蝸牛月刊 第20号 1997年5月17日発行


ロシアSFニュース

大山博

ロシアSF出版情報

 旧ソ連時代から出版が始まったファンタスチカ叢書の共同出版だが,まだ継続されている.この度,ナウカに入荷したのは《諸民族の友好》出版社発行の第12巻『ベリャーエフ』第1〜2分冊及び第21巻『ストルガツキイ兄弟』の第1分冊で,ストルガツキイの巻にはいずれも邦訳のある『ラドガ壊滅』,『幽霊殺人』及び『滅びの都』が収録されている(如何なる選択基準なのだろう?).写真をコラージュ?した表紙デザインはなかなか力が抜ける代物なので,機会があったらぜひ手に取って見てほしい.
 モスクワの《テラ》出版社(サンクト・ペテルブルクの《テラ・ファンタスチカ》とは別の会社)からはアレクサンドル・ベリャーエフの3巻選集が,同じくモスクワの《テクスト》出版社からはストルガツキイ兄弟の3巻選集が発行された模様.エフレーモフ完全版(検閲による削除を復元)の出版等,旧ソ連時代の大御所もまだまだ完全に忘れられたりはしないようだ.
 群像社のニューズレター『群』第10号に,富田恵子氏の小論『ルィバコーフ 呪術師の呼び声』が掲載された.なかなかの好文であるので,ぜひぜひご一読願いたい.

ロシア映画情報

 長い歴史のある大衆映画雑誌《エクラン》が今年4月号から大幅な誌面刷新を図っている.サイズも一回り大きくなっている.また,映画,ビデオ,TVそしてマルチメディアを扱うと明記し,コンピュータゲームのページまでできている.ただし,ゲーム欄の内容がアメリカ合衆国産ゲームばかりなのは,いずこも同じとは言え残念な話である.
 その《エクラン》誌1997年4月号によると,ドストエフスキイ原作の『おかしな人間の夢』(日本国内での配給はアニドウによる)等の油絵アニメで知られたアレクサンドル・ペトロフ監督の新作『ルサールカ』のラッシュ上映が最近,モスクワで行われた模様.同誌に掲載されたスチールを見ると,あいかわらずこれが動くとはとても思えないすごい絵だ.日本での公開を期待したい.
 今年の3月,モスクワの国立映画保管所ゴスフィルモフォンドの実地検分に出かけたエイゼンシュテイン・シネクラブ代表の山田和夫さん他の話によると,ロシアを代表するアニメーション作家の一人,ユーリ・ノルシュテインの最新作『外套』の製作はまたも停滞しているようだ.さて,昨年の来日時に本人が明言した今年中の第一部完成はなるか? ちなみに,ノルシュテインは同クラブの名誉顧問となっている.他にも,モスクワの映画博物館館長でエイゼンシュテイン研究の第一人者ナウーム・クレイマン,映画監督のアレクサンドル・ソクーロフが名誉顧問となっている.『名誉顧問』とは,発言権はあっても,報酬はないと言うことである.
 今年7月に開催予定のモスクワ映画祭だが,一応,現時点では開催されるとのことである.そのうち,詳細がわかれば改めて紹介したい.

とっくに出た本

大野典宏

 ロシア・東欧の作家のもののみ。

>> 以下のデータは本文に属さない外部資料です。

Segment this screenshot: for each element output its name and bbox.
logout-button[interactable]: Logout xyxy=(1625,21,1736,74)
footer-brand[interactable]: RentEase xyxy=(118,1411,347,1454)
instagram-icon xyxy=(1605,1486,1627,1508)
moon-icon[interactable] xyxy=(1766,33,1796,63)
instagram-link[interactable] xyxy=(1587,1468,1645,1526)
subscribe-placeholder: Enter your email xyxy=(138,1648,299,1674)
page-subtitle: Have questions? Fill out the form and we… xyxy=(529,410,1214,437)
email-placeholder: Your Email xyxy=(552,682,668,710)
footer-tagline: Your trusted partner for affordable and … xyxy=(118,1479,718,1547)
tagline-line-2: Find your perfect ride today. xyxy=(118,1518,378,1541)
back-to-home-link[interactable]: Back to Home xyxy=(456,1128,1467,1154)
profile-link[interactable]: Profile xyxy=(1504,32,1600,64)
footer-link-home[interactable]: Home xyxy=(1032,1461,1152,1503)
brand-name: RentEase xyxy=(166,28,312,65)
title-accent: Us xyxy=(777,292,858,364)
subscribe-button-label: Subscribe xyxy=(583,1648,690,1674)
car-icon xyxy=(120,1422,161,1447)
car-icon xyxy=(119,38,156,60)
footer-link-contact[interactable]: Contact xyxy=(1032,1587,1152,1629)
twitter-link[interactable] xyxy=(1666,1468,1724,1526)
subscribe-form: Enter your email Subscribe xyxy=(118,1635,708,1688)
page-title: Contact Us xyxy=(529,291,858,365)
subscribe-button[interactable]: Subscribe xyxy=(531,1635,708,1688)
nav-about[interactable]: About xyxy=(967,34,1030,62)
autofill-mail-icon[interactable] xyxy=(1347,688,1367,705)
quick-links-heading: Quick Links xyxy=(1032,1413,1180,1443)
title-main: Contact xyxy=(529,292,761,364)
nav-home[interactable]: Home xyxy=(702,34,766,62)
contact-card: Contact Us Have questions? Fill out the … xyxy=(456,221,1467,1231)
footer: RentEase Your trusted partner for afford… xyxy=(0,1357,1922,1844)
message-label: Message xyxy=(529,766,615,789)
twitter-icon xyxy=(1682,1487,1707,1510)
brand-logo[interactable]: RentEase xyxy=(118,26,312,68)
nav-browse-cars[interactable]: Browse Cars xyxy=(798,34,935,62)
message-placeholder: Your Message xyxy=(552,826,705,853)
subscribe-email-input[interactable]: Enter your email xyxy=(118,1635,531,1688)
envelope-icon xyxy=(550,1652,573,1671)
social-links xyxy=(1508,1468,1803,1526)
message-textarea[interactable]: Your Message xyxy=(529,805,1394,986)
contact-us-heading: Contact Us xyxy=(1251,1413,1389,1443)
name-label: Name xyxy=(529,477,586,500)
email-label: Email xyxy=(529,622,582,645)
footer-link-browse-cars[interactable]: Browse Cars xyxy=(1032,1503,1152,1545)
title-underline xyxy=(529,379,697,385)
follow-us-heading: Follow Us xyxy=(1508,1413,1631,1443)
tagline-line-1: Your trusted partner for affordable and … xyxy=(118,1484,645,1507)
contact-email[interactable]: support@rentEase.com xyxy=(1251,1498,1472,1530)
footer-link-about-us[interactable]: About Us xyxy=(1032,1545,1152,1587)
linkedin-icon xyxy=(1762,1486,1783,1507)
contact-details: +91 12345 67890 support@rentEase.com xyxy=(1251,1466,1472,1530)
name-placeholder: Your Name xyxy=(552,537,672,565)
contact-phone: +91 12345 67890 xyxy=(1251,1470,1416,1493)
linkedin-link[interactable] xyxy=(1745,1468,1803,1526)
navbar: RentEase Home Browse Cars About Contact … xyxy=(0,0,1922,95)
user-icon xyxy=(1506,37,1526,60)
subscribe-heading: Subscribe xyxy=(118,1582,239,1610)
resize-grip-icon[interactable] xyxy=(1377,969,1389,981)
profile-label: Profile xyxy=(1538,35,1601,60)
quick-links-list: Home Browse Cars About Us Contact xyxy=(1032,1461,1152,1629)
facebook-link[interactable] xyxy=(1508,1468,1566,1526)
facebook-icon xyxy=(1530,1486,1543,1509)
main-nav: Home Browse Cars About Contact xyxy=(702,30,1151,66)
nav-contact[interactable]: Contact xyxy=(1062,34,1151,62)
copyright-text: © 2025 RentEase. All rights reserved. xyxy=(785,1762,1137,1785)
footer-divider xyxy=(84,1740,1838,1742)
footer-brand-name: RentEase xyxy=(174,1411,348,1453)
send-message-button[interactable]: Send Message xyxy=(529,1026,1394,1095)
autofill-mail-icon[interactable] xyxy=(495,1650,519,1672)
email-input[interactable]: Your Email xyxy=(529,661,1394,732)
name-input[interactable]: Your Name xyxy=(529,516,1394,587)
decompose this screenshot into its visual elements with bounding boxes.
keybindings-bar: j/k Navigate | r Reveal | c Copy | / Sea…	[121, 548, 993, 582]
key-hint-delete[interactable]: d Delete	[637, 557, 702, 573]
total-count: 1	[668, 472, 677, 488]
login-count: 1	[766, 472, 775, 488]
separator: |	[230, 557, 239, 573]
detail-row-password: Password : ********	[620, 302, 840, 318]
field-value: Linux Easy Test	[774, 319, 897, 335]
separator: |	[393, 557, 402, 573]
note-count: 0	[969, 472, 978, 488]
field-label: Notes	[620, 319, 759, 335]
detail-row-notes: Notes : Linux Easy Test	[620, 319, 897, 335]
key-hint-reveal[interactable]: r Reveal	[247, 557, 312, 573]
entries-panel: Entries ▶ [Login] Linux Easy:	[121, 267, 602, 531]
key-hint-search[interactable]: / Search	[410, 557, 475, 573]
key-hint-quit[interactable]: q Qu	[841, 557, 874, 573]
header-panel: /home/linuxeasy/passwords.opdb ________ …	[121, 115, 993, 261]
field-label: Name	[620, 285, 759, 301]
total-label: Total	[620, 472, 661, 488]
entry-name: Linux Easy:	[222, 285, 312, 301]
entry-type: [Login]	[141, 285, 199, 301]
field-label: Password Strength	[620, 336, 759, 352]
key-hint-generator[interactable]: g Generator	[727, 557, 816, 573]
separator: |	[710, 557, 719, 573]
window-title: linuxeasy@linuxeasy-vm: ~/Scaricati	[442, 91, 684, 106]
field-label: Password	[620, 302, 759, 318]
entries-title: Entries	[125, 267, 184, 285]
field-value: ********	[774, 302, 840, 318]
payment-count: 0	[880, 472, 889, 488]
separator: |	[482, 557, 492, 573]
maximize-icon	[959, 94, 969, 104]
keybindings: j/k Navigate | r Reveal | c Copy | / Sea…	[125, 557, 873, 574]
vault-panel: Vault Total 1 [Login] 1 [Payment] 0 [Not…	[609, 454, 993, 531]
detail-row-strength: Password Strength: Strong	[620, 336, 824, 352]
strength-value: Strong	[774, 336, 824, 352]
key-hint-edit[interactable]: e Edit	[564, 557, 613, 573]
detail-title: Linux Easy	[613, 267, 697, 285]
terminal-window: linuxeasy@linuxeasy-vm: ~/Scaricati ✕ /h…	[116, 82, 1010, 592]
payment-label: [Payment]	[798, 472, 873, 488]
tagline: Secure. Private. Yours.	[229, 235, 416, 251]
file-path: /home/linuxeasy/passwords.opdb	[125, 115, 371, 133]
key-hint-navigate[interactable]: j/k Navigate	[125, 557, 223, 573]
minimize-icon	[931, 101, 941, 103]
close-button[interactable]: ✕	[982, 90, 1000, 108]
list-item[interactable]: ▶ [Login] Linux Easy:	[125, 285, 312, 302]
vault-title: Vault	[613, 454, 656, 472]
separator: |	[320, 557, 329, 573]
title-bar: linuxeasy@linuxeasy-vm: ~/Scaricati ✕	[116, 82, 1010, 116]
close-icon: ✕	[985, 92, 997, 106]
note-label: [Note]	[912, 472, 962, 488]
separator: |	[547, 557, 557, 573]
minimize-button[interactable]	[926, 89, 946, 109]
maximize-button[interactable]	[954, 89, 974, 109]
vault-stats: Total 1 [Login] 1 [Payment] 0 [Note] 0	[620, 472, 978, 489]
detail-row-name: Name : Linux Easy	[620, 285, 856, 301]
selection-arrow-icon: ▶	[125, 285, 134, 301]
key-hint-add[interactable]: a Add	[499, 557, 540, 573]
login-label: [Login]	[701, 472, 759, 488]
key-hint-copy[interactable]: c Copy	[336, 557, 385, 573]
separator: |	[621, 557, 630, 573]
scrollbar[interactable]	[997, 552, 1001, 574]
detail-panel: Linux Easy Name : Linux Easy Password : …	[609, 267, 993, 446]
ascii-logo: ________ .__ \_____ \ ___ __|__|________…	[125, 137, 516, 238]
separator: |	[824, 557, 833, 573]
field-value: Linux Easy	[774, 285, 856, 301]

書名・作家名・出版社名・出版社所在地の順。


ロシア・ファンタスティカ系作家会議「ストラーニク」本年も開催

大野典宏

 昨年,第一回が開催された「ストラーニク」だが,今年も無事開催されるようだ。本年9月下旬(26日前後),サンクトペテルブルグのどこかで行われる予定。昨年のとおりであれば,ボリス・ストルガツキーをはじめ,ロシアの代表的なSF作家の多くが参加する。
 なお,昨年は当会の大山氏が出席し,開会挨拶を行うという偉業を成し遂げている。今年は大野が参加する予定だが,現在のロシアでの評判から考えると,たぶん酒瓶を出されてほっておかれるだろうと予測される。
 他の適任者が望まれるところである。